There is a program called ReverseMapConverter that will convert the new maps back into the format that nRoute understands. It's relatively painless if you're interested.

Garmin Alternative Two:

Let's go a step further. Let's assume when you say you love nRoute and the functionality you really mean you love the combination of nRoute and Mapsource for planning and navigation. If that's true, then you can still go the Garmin route using Mobile PC. You would need to buy Mobile PC and also a new set of Mapsource maps. This would allow you to use the latest version of Mapsource for all your planning and then transfer the routes to Mobile PC.

That would allow you to do all the stuff you can do now, in pretty much the same way you do it now (the latest version of Mapsource is prettier but it works the same as ever), but you could do it with Garmin's new maps without having to do a hack to convert them to the old format. You would need to use Mobile PC for the navigation because nRoute can't read the new map format without conversion. But Mobile PC's display for navigation is really pretty compared to nRoute.

Non-Garmin Alternative One:

Download the free trial version of Microsoft Streets&Trips and see if you can adjust your Garmin-warped brains to Microsoft's way of doing things (it can be a shock for those of us who cut our teeth on Garmin's Mapsource but it's do-able ). The trial version is the real deal; fully functional. It simply dies after 60 days if you don't purchase the activation code.

Streets&Trips is a very powerful trip planning tool. It's interface is way different than Mapsource/nRoute so it does take some getting used to for us folks who have grown up with the Garmin stuff. But for some of the things you mentioned it could be even easier to do some of it than Mapsource.

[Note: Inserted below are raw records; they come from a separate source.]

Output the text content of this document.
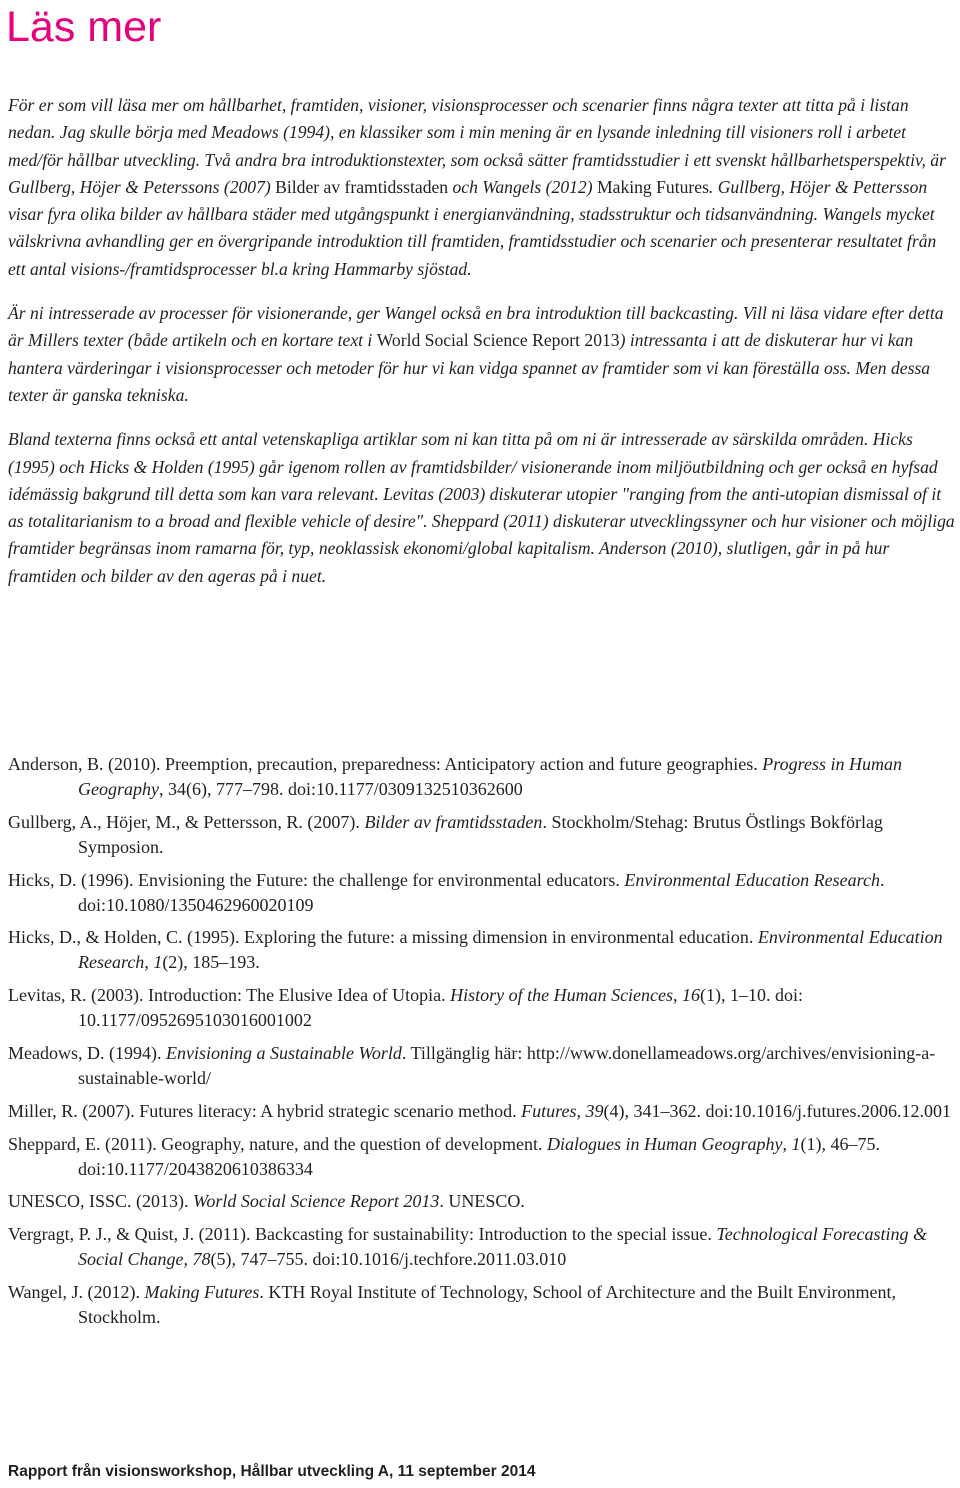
Läs mer

För er som vill läsa mer om hållbarhet, framtiden, visioner, visionsprocesser och scenarier finns några texter att titta på i listan nedan. Jag skulle börja med Meadows (1994), en klassiker som i min mening är en lysande inledning till visioners roll i arbetet med/för hållbar utveckling. Två andra bra introduktionstexter, som också sätter framtidsstudier i ett svenskt hållbarhetsperspektiv, är Gullberg, Höjer & Peterssons (2007) Bilder av framtidsstaden och Wangels (2012) Making Futures. Gullberg, Höjer & Pettersson visar fyra olika bilder av hållbara städer med utgångspunkt i energianvändning, stadsstruktur och tidsanvändning. Wangels mycket välskrivna avhandling ger en övergripande introduktion till framtiden, framtidsstudier och scenarier och presenterar resultatet från ett antal visions-/framtidsprocesser bl.a kring Hammarby sjöstad.

Är ni intresserade av processer för visionerande, ger Wangel också en bra introduktion till backcasting. Vill ni läsa vidare efter detta är Millers texter (både artikeln och en kortare text i World Social Science Report 2013) intressanta i att de diskuterar hur vi kan hantera värderingar i visionsprocesser och metoder för hur vi kan vidga spannet av framtider som vi kan föreställa oss. Men dessa texter är ganska tekniska.

Bland texterna finns också ett antal vetenskapliga artiklar som ni kan titta på om ni är intresserade av särskilda områden. Hicks (1995) och Hicks & Holden (1995) går igenom rollen av framtidsbilder/ visionerande inom miljöutbildning och ger också en hyfsad idémässig bakgrund till detta som kan vara relevant. Levitas (2003) diskuterar utopier "ranging from the anti-utopian dismissal of it as totalitarianism to a broad and flexible vehicle of desire". Sheppard (2011) diskuterar utvecklingssyner och hur visioner och möjliga framtider begränsas inom ramarna för, typ, neoklassisk ekonomi/global kapitalism. Anderson (2010), slutligen, går in på hur framtiden och bilder av den ageras på i nuet.

Anderson, B. (2010). Preemption, precaution, preparedness: Anticipatory action and future geographies. Progress in Human Geography, 34(6), 777–798. doi:10.1177/0309132510362600
Gullberg, A., Höjer, M., & Pettersson, R. (2007). Bilder av framtidsstaden. Stockholm/Stehag: Brutus Östlings Bokförlag Symposion.
Hicks, D. (1996). Envisioning the Future: the challenge for environmental educators. Environmental Education Research. doi:10.1080/1350462960020109
Hicks, D., & Holden, C. (1995). Exploring the future: a missing dimension in environmental education. Environmental Education Research, 1(2), 185–193.
Levitas, R. (2003). Introduction: The Elusive Idea of Utopia. History of the Human Sciences, 16(1), 1–10. doi: 10.1177/0952695103016001002
Meadows, D. (1994). Envisioning a Sustainable World. Tillgänglig här: http://www.donellameadows.org/archives/envisioning-a-sustainable-world/
Miller, R. (2007). Futures literacy: A hybrid strategic scenario method. Futures, 39(4), 341–362. doi:10.1016/j.futures.2006.12.001
Sheppard, E. (2011). Geography, nature, and the question of development. Dialogues in Human Geography, 1(1), 46–75. doi:10.1177/2043820610386334
UNESCO, ISSC. (2013). World Social Science Report 2013. UNESCO.
Vergragt, P. J., & Quist, J. (2011). Backcasting for sustainability: Introduction to the special issue. Technological Forecasting & Social Change, 78(5), 747–755. doi:10.1016/j.techfore.2011.03.010
Wangel, J. (2012). Making Futures. KTH Royal Institute of Technology, School of Architecture and the Built Environment, Stockholm.

Rapport från visionsworkshop, Hållbar utveckling A, 11 september 2014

Microsoft and Garmin use the same map data supplier (Navteq) for their North America maps so you will get the same maps and the same POIs from either vendor.

...ken...
4:Exploring!
Thanks so much for your help! We downloaded Microsoft Streets and Trips today and it turns out that I actually have a Microsoft-warped brain and the software is wonderful - highly intuitive and functional. It will meet all of our needs and with the iGuidance we already bought as back-up, we should be off and running. Our only question now is what are the differences between MapPoint and Streets and Trips? They seem much the same, but we would be willing to pay the extra cost for MapPoint if there are some extra functions that might be useful. What do you think?
SpadesFlush
Congratulations!

I defer to the Forum Members who are more familiar with MapPoint than I, but wouldn't think you would need its incremental features.

But you've got 60 days to play around with Streets & Trips and decide; have fun!
Marvin Hlavac
I think the very first or second paragraph of our review of Microsoft MapPoint does actually mention the differences between the two products.